Наш комиссар, Яков Наумыч Бень, в прошлом циркач, восхищался Пушком. «Уникальная собака, — цокал языком, — с удивительными способностями, ей цены нет.» Пытался прикармливать пса, но тот почему-то к нему не шел и корма не брал. С каждым днем заметно холодало. Курс был норд-норд-ост. Мальчик зяб в своей вытертой скуфейке… Алеша только посмотрел Пушку в глаза — и пес, подойдя к старпому, лизнул его в руку. Старик так растрогался… Возвращаясь к хозяину, пес ни с того ни с сего облаял Якова Наумыча, спешащего куда-то. Чуть было не укусил.

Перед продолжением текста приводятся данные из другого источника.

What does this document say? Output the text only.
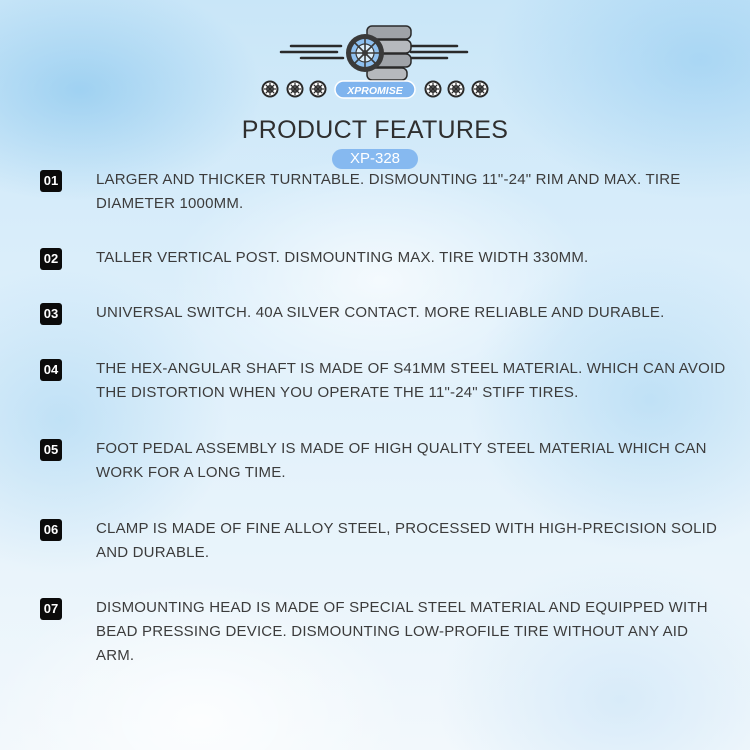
XPROMISE
PRODUCT FEATURES
XP-328
01	LARGER AND THICKER TURNTABLE. DISMOUNTING 11"-24" RIM AND MAX. TIRE DIAMETER 1000MM.
02	TALLER VERTICAL POST. DISMOUNTING MAX. TIRE WIDTH 330MM.
03	UNIVERSAL SWITCH. 40A SILVER CONTACT. MORE RELIABLE AND DURABLE.
04	THE HEX-ANGULAR SHAFT IS MADE OF S41MM STEEL MATERIAL. WHICH CAN AVOID THE DISTORTION WHEN YOU OPERATE THE 11"-24" STIFF TIRES.
05	FOOT PEDAL ASSEMBLY IS MADE OF HIGH QUALITY STEEL MATERIAL WHICH CAN WORK FOR A LONG TIME.
06	CLAMP IS MADE OF FINE ALLOY STEEL, PROCESSED WITH HIGH-PRECISION SOLID AND DURABLE.
07	DISMOUNTING HEAD IS MADE OF SPECIAL STEEL MATERIAL AND EQUIPPED WITH BEAD PRESSING DEVICE. DISMOUNTING LOW-PROFILE TIRE WITHOUT ANY AID ARM.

Мне непонятно было такое поведение собаки. Однако на другой день все стало ясно. Я зашел к комиссару — вошел в каюту неожиданно, кажется, без стука, — и увидел в его руках массивный серебряный крест. Яков им любовался… Крест был прикреплен колечком к жетону. На жетоне — зеленое поле, а на поле — рогато-ветвистый серебряный олень, пронзенный серебряной стрелой; и все увенчано короной. Яков перехватил мой взгляд. «А наш-то послушник, оказывается, — князь!» — сказал он как ни в чем не бывало и кивнул на крест с гербом…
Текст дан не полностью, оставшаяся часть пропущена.